La verdad es que fue un momento intenso que generó incertidumbre y preocupación. No hubo risas, sino más bien una sensación de desahogo, pero en estricto rigor dicha detención fue más que nada eso, una de los tantos controles impensados de carretera con los que te puedes topar en el norte de México.

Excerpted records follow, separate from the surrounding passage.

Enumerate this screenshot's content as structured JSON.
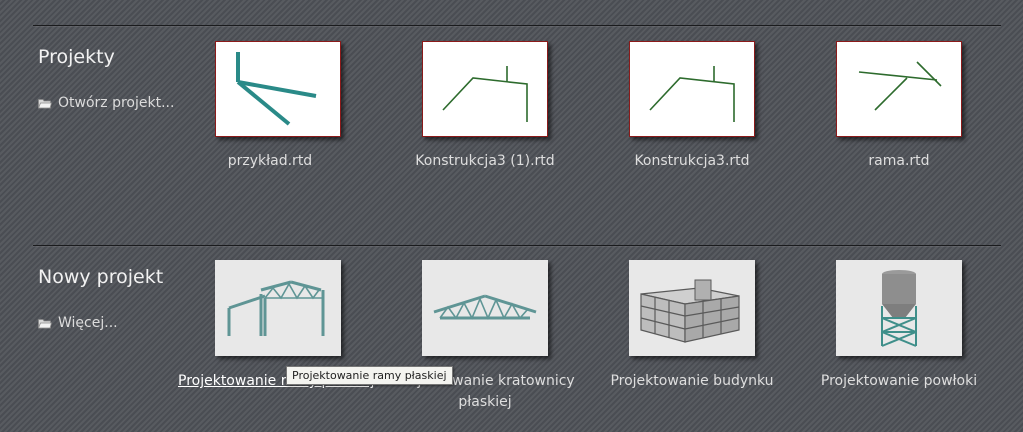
{
  "projects": {
    "title": "Projekty",
    "open_label": "Otwórz projekt...",
    "items": [
      {
        "name": "przykład.rtd"
      },
      {
        "name": "Konstrukcja3 (1).rtd"
      },
      {
        "name": "Konstrukcja3.rtd"
      },
      {
        "name": "rama.rtd"
      }
    ]
  },
  "new_project": {
    "title": "Nowy projekt",
    "more_label": "Więcej...",
    "items": [
      {
        "label": "Projektowanie ramy płaskiej"
      },
      {
        "label": "Projektowanie kratownicy płaskiej"
      },
      {
        "label": "Projektowanie budynku"
      },
      {
        "label": "Projektowanie powłoki"
      }
    ]
  },
  "tooltip": "Projektowanie ramy płaskiej",
  "colors": {
    "thumb_border": "#8b1a1a",
    "structure_green": "#2d6b2d",
    "structure_teal": "#2a8a88"
  },
  "icons": {
    "open": "folder-open-icon"
  }
}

Tras sopesar la tremenda impresión que nos dejó este sorpresivo encuentro, arribamos más tarde a Agua Prieta, ciudad cercana a Douglas, Arizona, cuyo significado es “agua oscura o morena”. Nuestra próxima referencia era Puerto San Luis, un cordón montañoso de una altitud cercana a los 2 mil metros que marca el límite entre Sonora y Chihuahua, el que dado sus características, permite encontrarse con nevadas en algunos tramos del año. Allí comenzamos el descenso hacia Janos, pueblo fundado como una misión en 1640 por padres franciscanos y cuyo nombre fue tomado en consideración con la tribu indígena de igual denominación que vivió en el lugar, hoy extintos.

Después de largas horas de viaje, ya sólo faltaba un último tramo de 300 kilómetros hasta Chihuahua. Dejamos la Ruta 2 para ingresar a la N°10. A poco andar llegamos a Nuevo Casas Grandes y, posteriormente, a la colonia Ricardo Flores Magón. Ya era madrugada cuando arribamos finalmente a la ciudad de Chihuahua, la segunda más poblada del Estado del mismo nombre (el más grande de México), luego de Ciudad Juárez. Después de casi 16 horas, llegamos por fin a nuestro destino.